Quanto costa un processo? Ma soprattutto quanto vale un omicidio? Uno a caso. Per Yara Gambirasio la Procura di Bergamo quanti soldi ha speso per raggiungere la sua verità? Mille, diecimila, centomila, un milione di euro? Di più? E cosi fa sempre? Si impegna fino allo spasimo per giungere a una giusta condanna, foss’anche l’ultimo derelitto a chiedere giustizia?
E sempre a proposito di soldi: la famiglia accusata dell’efferato omicidio di Avetrana, per non parlare delle altre, a quali fondi occulti attinge per avvalersi di quella tribù di avvocati, criminologi, psichiatri, analisti tutti di eccellente e prezioso curriculum?
Ma soprattutto: la severità dell’indagine, lo scrupolo col quale accusa e difesa avanzano indizi o li neutralizzano è amore per la verità o (anche) frutto dell’aspettativa del tempo di esposizione in televisione e dunque del fatturato che ne deriverà dalla notorietà acquisita?

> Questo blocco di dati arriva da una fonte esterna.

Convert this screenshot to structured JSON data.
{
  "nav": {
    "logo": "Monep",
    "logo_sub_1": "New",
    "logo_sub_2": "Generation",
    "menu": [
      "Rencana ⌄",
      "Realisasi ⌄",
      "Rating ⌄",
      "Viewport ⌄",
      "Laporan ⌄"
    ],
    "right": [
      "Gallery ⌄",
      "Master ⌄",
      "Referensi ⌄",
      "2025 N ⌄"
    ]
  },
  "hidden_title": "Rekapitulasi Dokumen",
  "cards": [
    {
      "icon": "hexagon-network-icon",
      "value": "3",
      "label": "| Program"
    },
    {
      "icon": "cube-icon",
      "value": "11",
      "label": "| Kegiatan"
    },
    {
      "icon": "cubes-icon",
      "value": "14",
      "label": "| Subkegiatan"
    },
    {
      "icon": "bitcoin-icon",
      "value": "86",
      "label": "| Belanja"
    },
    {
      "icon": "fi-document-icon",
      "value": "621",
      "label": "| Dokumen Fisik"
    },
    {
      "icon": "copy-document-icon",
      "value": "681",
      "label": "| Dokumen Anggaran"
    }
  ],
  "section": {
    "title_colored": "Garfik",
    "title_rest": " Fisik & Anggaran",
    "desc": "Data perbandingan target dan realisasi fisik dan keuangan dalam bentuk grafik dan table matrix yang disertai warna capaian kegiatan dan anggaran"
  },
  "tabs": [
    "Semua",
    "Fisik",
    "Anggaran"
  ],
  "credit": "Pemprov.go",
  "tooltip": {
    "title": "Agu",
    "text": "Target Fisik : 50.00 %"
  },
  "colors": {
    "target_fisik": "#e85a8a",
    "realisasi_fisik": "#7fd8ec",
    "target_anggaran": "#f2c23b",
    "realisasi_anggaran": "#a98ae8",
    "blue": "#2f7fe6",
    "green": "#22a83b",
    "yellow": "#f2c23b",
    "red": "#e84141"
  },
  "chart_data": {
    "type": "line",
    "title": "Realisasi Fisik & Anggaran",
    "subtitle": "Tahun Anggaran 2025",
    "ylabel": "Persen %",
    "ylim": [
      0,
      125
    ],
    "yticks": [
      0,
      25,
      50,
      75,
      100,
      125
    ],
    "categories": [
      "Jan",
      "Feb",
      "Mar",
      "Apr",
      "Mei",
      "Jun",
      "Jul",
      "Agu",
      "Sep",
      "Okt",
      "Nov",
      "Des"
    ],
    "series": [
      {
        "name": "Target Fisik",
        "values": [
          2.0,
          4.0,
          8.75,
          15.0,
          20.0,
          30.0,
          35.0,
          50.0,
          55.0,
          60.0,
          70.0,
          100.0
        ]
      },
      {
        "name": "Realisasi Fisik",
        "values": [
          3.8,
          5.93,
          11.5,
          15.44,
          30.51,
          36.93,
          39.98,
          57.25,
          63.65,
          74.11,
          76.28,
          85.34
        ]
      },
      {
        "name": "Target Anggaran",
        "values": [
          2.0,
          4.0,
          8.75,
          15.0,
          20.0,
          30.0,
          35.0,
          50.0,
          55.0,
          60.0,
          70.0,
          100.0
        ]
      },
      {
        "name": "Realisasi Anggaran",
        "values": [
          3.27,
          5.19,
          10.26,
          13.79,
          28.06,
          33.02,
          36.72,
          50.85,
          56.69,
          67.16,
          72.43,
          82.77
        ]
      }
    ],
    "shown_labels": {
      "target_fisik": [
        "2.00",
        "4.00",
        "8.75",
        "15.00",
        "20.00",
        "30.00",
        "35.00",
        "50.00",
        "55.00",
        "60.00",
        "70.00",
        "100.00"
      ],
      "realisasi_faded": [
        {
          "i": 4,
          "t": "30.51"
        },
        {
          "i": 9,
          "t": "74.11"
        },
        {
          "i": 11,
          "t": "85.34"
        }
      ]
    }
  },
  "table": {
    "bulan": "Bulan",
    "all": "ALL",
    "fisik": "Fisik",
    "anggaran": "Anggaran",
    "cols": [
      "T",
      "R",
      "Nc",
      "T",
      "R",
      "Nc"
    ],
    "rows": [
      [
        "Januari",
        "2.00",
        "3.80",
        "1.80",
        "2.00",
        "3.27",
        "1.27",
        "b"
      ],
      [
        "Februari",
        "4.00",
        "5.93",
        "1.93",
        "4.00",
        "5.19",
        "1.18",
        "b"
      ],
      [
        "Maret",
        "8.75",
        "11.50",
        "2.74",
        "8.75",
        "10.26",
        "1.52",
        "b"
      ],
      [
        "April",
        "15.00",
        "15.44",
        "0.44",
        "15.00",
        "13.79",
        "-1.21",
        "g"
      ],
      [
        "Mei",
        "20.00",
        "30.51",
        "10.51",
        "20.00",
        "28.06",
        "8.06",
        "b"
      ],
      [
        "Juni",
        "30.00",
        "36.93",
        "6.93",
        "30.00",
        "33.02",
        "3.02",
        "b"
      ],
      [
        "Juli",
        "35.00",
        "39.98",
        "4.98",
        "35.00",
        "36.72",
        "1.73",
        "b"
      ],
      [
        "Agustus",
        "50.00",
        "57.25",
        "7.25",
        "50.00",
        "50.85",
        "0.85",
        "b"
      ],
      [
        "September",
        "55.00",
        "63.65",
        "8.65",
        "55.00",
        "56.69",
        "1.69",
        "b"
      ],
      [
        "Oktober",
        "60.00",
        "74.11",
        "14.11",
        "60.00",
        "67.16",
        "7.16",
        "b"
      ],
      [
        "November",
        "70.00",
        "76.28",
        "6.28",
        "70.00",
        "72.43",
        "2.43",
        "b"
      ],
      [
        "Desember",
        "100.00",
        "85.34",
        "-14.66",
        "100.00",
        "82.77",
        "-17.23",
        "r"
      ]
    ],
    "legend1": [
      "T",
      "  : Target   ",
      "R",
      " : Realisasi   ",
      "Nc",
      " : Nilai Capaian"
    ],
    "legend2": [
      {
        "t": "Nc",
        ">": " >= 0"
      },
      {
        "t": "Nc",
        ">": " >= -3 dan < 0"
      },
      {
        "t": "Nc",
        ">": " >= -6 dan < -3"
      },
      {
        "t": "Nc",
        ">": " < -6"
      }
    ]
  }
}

Voglio spiegarmi meglio: tutti questi bei processoni che producono faldoni zeppi di documenti e di consulenze, tonnellate di prove e controprove, sono il risultato di una sincera sete di giustizia o solo, e purtroppo, il magico saldo del bisogno ossessivo di tv? Perché, nel caso fosse vera la seconda ipotesi, varrebbe la pena saltare il tribunale e infilare l’imputato, i suoi accusatori e i suoi difensori, dopo averli fatti passare in sala trucco, direttamente in uno studio televisivo.